In Defense of Monica Lewinsky?
Not Her Best
There is always a seductive aspect to Sue Miller's novels and this one is no different. Intimacies are obsessively detailed until they embed the reader in the complicated emotional lives of her characters. She's a very engaging writer and there are many good moments of emotional tension and sexual jealousy and deception in The Senator's Wife.
But that trait, in so many of Miller's women, which borders on the slatternly looms large in this story; and the questionable moral choices made are less understandable here than in her other work. Some characters' willingness to gratify their own sexual need at the expense of their own and others' emotional bonds are not so much ethically ambiguous as pathological.
The story parallels two couples living as neighbors in a New England town. Meri and Nathan are in their 30s, newlywed. Delia and Tom are in their 70s, he a former well-known U.S. Senator. Set in the early `90s, this story also parallels the Clinton presidency in several ways. Tom--a charismatic, liberal, womanizing politician whose wife never divorced him despite repeated humiliations--suffers a terrible setback in 1994. Delia, the senator's wife, is a strong character in her own right. She has lived separately from Tom for many years and has an independent life, but is still his lover and friend. She chooses to help him after his setback. Meri is the Monica Lewinsky character. In Meri's case, her background is one of poverty and maternal neglect. Thus damaged, she occasionally steals, often lies, and has thoroughly snooped through Delia's private papers. She has few, if any, inner resources and seems only able to define herself through male sexual desire; she only feels whole in the gaze of male attention. She is also portrayed as a bright, educated journalist who is married to Nathan, a more attractive, "patrician" and honest person than she. I found her character implausible, unsympathetic and annoying. Ultimately Meri plays a sexual "game" with Tom as they both indulge a need to feed their desperate egos through sexual dalliance. Meri lies about her role and suffers no consequences to her family although others are hurt.
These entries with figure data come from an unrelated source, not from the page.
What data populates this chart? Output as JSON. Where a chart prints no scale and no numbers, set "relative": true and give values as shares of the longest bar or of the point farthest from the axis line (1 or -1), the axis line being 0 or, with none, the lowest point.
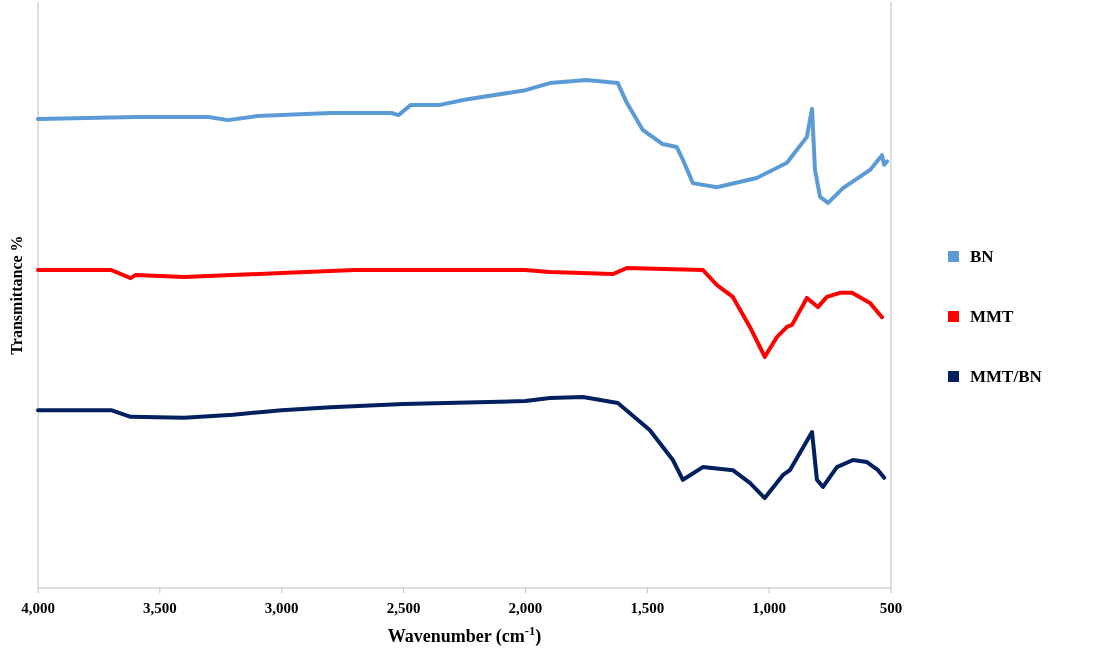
{
  "chart_data": {
    "type": "line",
    "xlabel": "Wavenumber (cm$^{-1}$)",
    "ylabel": "Transmittance %",
    "relative": true,
    "xlim": [
      4000,
      500
    ],
    "xticks": [
      {
        "value": 4000,
        "label": "4,000"
      },
      {
        "value": 3500,
        "label": "3,500"
      },
      {
        "value": 3000,
        "label": "3,000"
      },
      {
        "value": 2500,
        "label": "2,500"
      },
      {
        "value": 2000,
        "label": "2,000"
      },
      {
        "value": 1500,
        "label": "1,500"
      },
      {
        "value": 1000,
        "label": "1,000"
      },
      {
        "value": 500,
        "label": "500"
      }
    ],
    "grid": false,
    "legend": "right",
    "line_style": "solid",
    "series": [
      {
        "name": "BN",
        "color": "#5b9bd5",
        "x": [
          4000,
          3600,
          3300,
          3220,
          3100,
          2800,
          2550,
          2520,
          2470,
          2350,
          2250,
          2000,
          1900,
          1750,
          1621,
          1584,
          1519,
          1437,
          1379,
          1354,
          1313,
          1215,
          1051,
          927,
          845,
          824,
          812,
          791,
          758,
          697,
          586,
          537,
          528,
          516
        ],
        "values": [
          0.923,
          0.927,
          0.927,
          0.921,
          0.929,
          0.935,
          0.935,
          0.931,
          0.951,
          0.951,
          0.961,
          0.98,
          0.994,
          1,
          0.994,
          0.955,
          0.902,
          0.874,
          0.868,
          0.843,
          0.797,
          0.789,
          0.807,
          0.837,
          0.888,
          0.943,
          0.823,
          0.77,
          0.758,
          0.787,
          0.823,
          0.852,
          0.833,
          0.84
        ]
      },
      {
        "name": "MMT",
        "color": "#ff0000",
        "x": [
          4000,
          3700,
          3620,
          3600,
          3400,
          3000,
          2700,
          2000,
          1900,
          1641,
          1584,
          1272,
          1214,
          1149,
          1079,
          1018,
          968,
          927,
          906,
          845,
          800,
          763,
          710,
          660,
          586,
          537
        ],
        "values": [
          0.626,
          0.626,
          0.61,
          0.616,
          0.612,
          0.62,
          0.626,
          0.626,
          0.622,
          0.618,
          0.63,
          0.626,
          0.596,
          0.573,
          0.514,
          0.455,
          0.494,
          0.514,
          0.518,
          0.571,
          0.553,
          0.573,
          0.581,
          0.581,
          0.561,
          0.533
        ]
      },
      {
        "name": "MMT/BN",
        "color": "#002060",
        "x": [
          4000,
          3700,
          3620,
          3400,
          3200,
          3000,
          2800,
          2500,
          2000,
          1900,
          1764,
          1621,
          1490,
          1395,
          1354,
          1272,
          1149,
          1079,
          1018,
          944,
          915,
          824,
          804,
          779,
          722,
          656,
          599,
          553,
          528
        ],
        "values": [
          0.35,
          0.35,
          0.337,
          0.335,
          0.341,
          0.35,
          0.356,
          0.362,
          0.368,
          0.374,
          0.376,
          0.364,
          0.311,
          0.252,
          0.213,
          0.238,
          0.232,
          0.207,
          0.177,
          0.222,
          0.232,
          0.307,
          0.213,
          0.199,
          0.238,
          0.252,
          0.248,
          0.232,
          0.217
        ]
      }
    ]
  }
}
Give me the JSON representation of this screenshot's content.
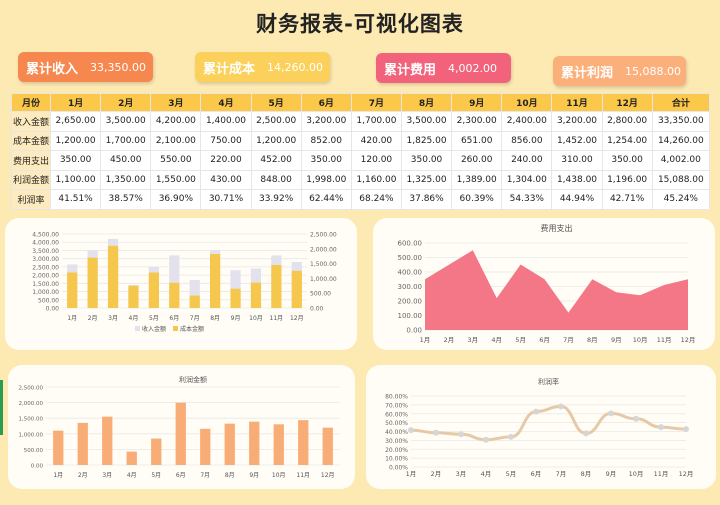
{
  "title": "财务报表-可视化图表",
  "kpis": [
    {
      "label": "累计收入",
      "value": "33,350.00"
    },
    {
      "label": "累计成本",
      "value": "14,260.00"
    },
    {
      "label": "累计费用",
      "value": "4,002.00"
    },
    {
      "label": "累计利润",
      "value": "15,088.00"
    }
  ],
  "table": {
    "headers": [
      "月份",
      "1月",
      "2月",
      "3月",
      "4月",
      "5月",
      "6月",
      "7月",
      "8月",
      "9月",
      "10月",
      "11月",
      "12月",
      "合计"
    ],
    "rows": [
      {
        "label": "收入金额",
        "cells": [
          "2,650.00",
          "3,500.00",
          "4,200.00",
          "1,400.00",
          "2,500.00",
          "3,200.00",
          "1,700.00",
          "3,500.00",
          "2,300.00",
          "2,400.00",
          "3,200.00",
          "2,800.00",
          "33,350.00"
        ]
      },
      {
        "label": "成本金额",
        "cells": [
          "1,200.00",
          "1,700.00",
          "2,100.00",
          "750.00",
          "1,200.00",
          "852.00",
          "420.00",
          "1,825.00",
          "651.00",
          "856.00",
          "1,452.00",
          "1,254.00",
          "14,260.00"
        ]
      },
      {
        "label": "费用支出",
        "cells": [
          "350.00",
          "450.00",
          "550.00",
          "220.00",
          "452.00",
          "350.00",
          "120.00",
          "350.00",
          "260.00",
          "240.00",
          "310.00",
          "350.00",
          "4,002.00"
        ]
      },
      {
        "label": "利润金额",
        "cells": [
          "1,100.00",
          "1,350.00",
          "1,550.00",
          "430.00",
          "848.00",
          "1,998.00",
          "1,160.00",
          "1,325.00",
          "1,389.00",
          "1,304.00",
          "1,438.00",
          "1,196.00",
          "15,088.00"
        ]
      },
      {
        "label": "利润率",
        "cells": [
          "41.51%",
          "38.57%",
          "36.90%",
          "30.71%",
          "33.92%",
          "62.44%",
          "68.24%",
          "37.86%",
          "60.39%",
          "54.33%",
          "44.94%",
          "42.71%",
          "45.24%"
        ]
      }
    ]
  },
  "chart_data": [
    {
      "type": "bar",
      "title": "",
      "categories": [
        "1月",
        "2月",
        "3月",
        "4月",
        "5月",
        "6月",
        "7月",
        "8月",
        "9月",
        "10月",
        "11月",
        "12月"
      ],
      "series": [
        {
          "name": "收入金额",
          "values": [
            2650,
            3500,
            4200,
            1400,
            2500,
            3200,
            1700,
            3500,
            2300,
            2400,
            3200,
            2800
          ],
          "axis": "left",
          "color": "#e3e1ec"
        },
        {
          "name": "成本金额",
          "values": [
            1200,
            1700,
            2100,
            750,
            1200,
            852,
            420,
            1825,
            651,
            856,
            1452,
            1254
          ],
          "axis": "right",
          "color": "#f5c84d"
        }
      ],
      "left_ticks": [
        "0.00",
        "500.00",
        "1,000.00",
        "1,500.00",
        "2,000.00",
        "2,500.00",
        "3,000.00",
        "3,500.00",
        "4,000.00",
        "4,500.00"
      ],
      "left_ylim": [
        0,
        4500
      ],
      "right_ticks": [
        "0.00",
        "500.00",
        "1,000.00",
        "1,500.00",
        "2,000.00",
        "2,500.00"
      ],
      "right_ylim": [
        0,
        2500
      ],
      "legend": "bottom"
    },
    {
      "type": "area",
      "title": "费用支出",
      "categories": [
        "1月",
        "2月",
        "3月",
        "4月",
        "5月",
        "6月",
        "7月",
        "8月",
        "9月",
        "10月",
        "11月",
        "12月"
      ],
      "values": [
        350,
        450,
        550,
        220,
        452,
        350,
        120,
        350,
        260,
        240,
        310,
        350
      ],
      "ylim": [
        0,
        600
      ],
      "ticks": [
        "0.00",
        "100.00",
        "200.00",
        "300.00",
        "400.00",
        "500.00",
        "600.00"
      ],
      "color": "#f2707f"
    },
    {
      "type": "bar",
      "title": "利润金额",
      "categories": [
        "1月",
        "2月",
        "3月",
        "4月",
        "5月",
        "6月",
        "7月",
        "8月",
        "9月",
        "10月",
        "11月",
        "12月"
      ],
      "values": [
        1100,
        1350,
        1550,
        430,
        848,
        1998,
        1160,
        1325,
        1389,
        1304,
        1438,
        1196
      ],
      "ylim": [
        0,
        2500
      ],
      "ticks": [
        "0.00",
        "500.00",
        "1,000.00",
        "1,500.00",
        "2,000.00",
        "2,500.00"
      ],
      "color": "#f8ac76"
    },
    {
      "type": "line",
      "title": "利润率",
      "categories": [
        "1月",
        "2月",
        "3月",
        "4月",
        "5月",
        "6月",
        "7月",
        "8月",
        "9月",
        "10月",
        "11月",
        "12月"
      ],
      "values": [
        41.51,
        38.57,
        36.9,
        30.71,
        33.92,
        62.44,
        68.24,
        37.86,
        60.39,
        54.33,
        44.94,
        42.71
      ],
      "ylim": [
        0,
        80
      ],
      "ticks": [
        "0.00%",
        "10.00%",
        "20.00%",
        "30.00%",
        "40.00%",
        "50.00%",
        "60.00%",
        "70.00%",
        "80.00%"
      ],
      "color": "#e6c9a6"
    }
  ]
}
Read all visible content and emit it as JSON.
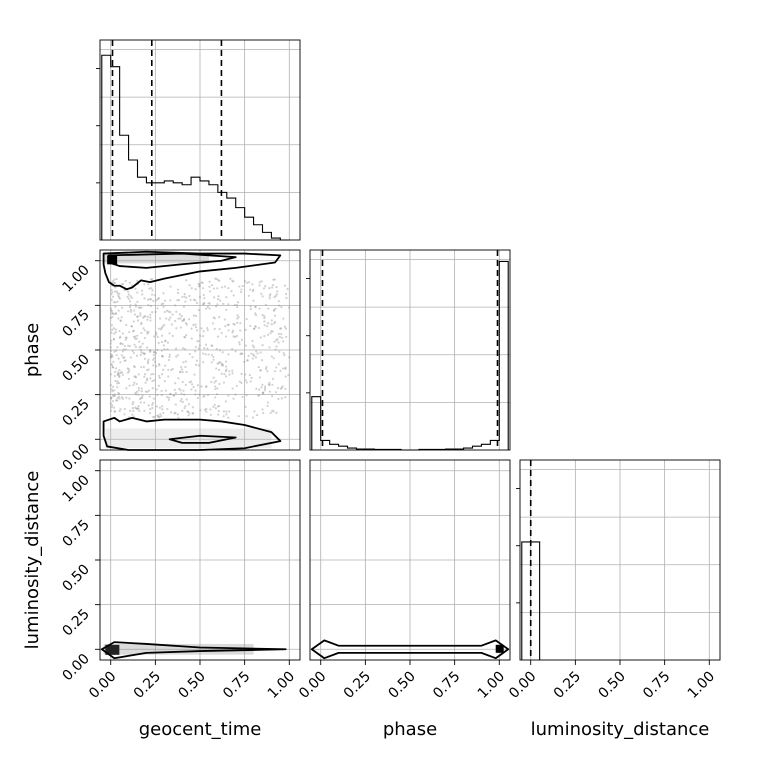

The problem with all this is that it appears Miller wants us to exonerate Meri and to agree with her delusion that, really, what she did was "out of love". And that Delia, who "prides herself" on being forgiving, is actually an unforgiving person because she only wants to live with Tom if he cannot be his old self--that Delia is emasculating Tom by wanting fidelity in return for her care and commitment. In other words, the story's moral ambiguity slips into negative judgment of the honorable Delia and exoneration of the damaged Meri and reprobate Tom who help each other restore their flagging self-esteem through sexual games. It's as if an alcoholic who had a history of DUIs, and had even maimed a pedestrian or two, was feeling depressed not drinking, so another alcoholic who also needed a lift brought a bottle of scotch to him for the two of them to drink. They felt restored and lively as they drank, though some people got hurt, but opening that bottle of scotch was an act of love, we are expected to believe.
If The Senator's Wife is supposed to be a defense of Monica Lewinsky or Meri, I don't believe it works. In addition, there were some errors and unpolished, mundane prose in this book which would not usually occur in a work by someone of Miller's stature. The text seemed to need another run-through, but perhaps it was rushed to publication in order to coincide with Hillary Clinton's presidential campaign.